The Case for Concern

Powerful ML models present the chance to achieve great economic prosperity. However, this vision of prosperity has led to dangerous incentive structures around the development of AI capabilities. 

Machine learning research fundamentally differs from the development of other technologies in the past. Where the theory of nuclear physics was understood in the development of the atom bomb, the theory of the inner workings of powerful ML models is extremely limited. Where new medicines are thoroughly tested before being consumed by humans, new AI can currently be deployed almost immediately. Where an engineering fault in a bridge or building could endanger many thousands of lives, an engineering fault in a capable machine learning system could endanger the entirety of humanity. Where the space race was orchestrated by governments, ultimately existing to serve the people, the AI race is being run by firms that ultimately exist to generate profit.

The combination of these properties is leading humanity hurtling towards a hilltop, entirely unsure of whether there is more ground on the other side or instead a cliff edge. To understand why this is true, it helps to understand what current capabilities research looks like. 

AI capabilities research started with ideas for how to structure networks of information so that a computer could:

  1. take in data, 
  2. learn properties of that data, and then 
  3. use those properties to infer information about new data in the future.

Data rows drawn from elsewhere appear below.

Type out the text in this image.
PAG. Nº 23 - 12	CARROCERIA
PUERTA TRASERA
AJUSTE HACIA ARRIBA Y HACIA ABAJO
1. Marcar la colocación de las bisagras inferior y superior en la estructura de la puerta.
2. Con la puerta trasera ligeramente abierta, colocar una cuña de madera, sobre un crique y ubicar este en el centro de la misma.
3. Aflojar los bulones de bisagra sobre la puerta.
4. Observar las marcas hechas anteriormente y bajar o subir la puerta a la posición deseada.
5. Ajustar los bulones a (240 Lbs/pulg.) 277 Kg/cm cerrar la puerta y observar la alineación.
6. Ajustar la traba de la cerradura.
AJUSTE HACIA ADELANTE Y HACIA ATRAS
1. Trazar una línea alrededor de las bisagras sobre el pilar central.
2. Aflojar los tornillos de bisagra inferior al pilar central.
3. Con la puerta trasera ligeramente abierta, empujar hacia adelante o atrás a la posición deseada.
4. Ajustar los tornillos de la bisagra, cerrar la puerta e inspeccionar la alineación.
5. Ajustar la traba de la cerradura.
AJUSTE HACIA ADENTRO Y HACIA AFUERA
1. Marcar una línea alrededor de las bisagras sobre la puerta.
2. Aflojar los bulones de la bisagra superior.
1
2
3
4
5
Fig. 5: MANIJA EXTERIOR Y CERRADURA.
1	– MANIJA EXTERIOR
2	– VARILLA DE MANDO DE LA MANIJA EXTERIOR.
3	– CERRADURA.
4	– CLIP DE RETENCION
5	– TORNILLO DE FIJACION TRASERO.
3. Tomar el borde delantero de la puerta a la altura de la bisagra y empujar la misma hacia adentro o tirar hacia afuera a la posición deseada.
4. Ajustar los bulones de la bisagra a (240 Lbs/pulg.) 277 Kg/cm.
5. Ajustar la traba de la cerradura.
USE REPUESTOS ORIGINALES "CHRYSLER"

This is the basic principle of how all models work today, and there have been some major leaps in understanding exactly how to structure those networks. However, in the last 5-10 years the most effective research has taken a rather different turn. It was discovered that, for roughly the same basic structure of a machine learning model, the best returns on time and focus came from working out how to make the model bigger. Making the model bigger means working out how to use more computer chips and more data to make the model more powerful. 

In doing this, large companies have created models that display what are known as “emergent capabilities”. These are abilities that the model learns purely as a result of using more power, rather than by designing the model more carefully. Often, these powerful capabilities have been a surprise even to the researchers that made the model. GPT-2, a precursor to chatGPT, was not expected to be able to translate between French and English, yet by learning from millions of webpages it was able to do so surprisingly well. What else could a model unexpectedly learn by looking at more and more of the internet? Some new capabilities, such as chatGPT’s proficiency with coding, are revolutionising the tech industry for the better, but others have been more concerning.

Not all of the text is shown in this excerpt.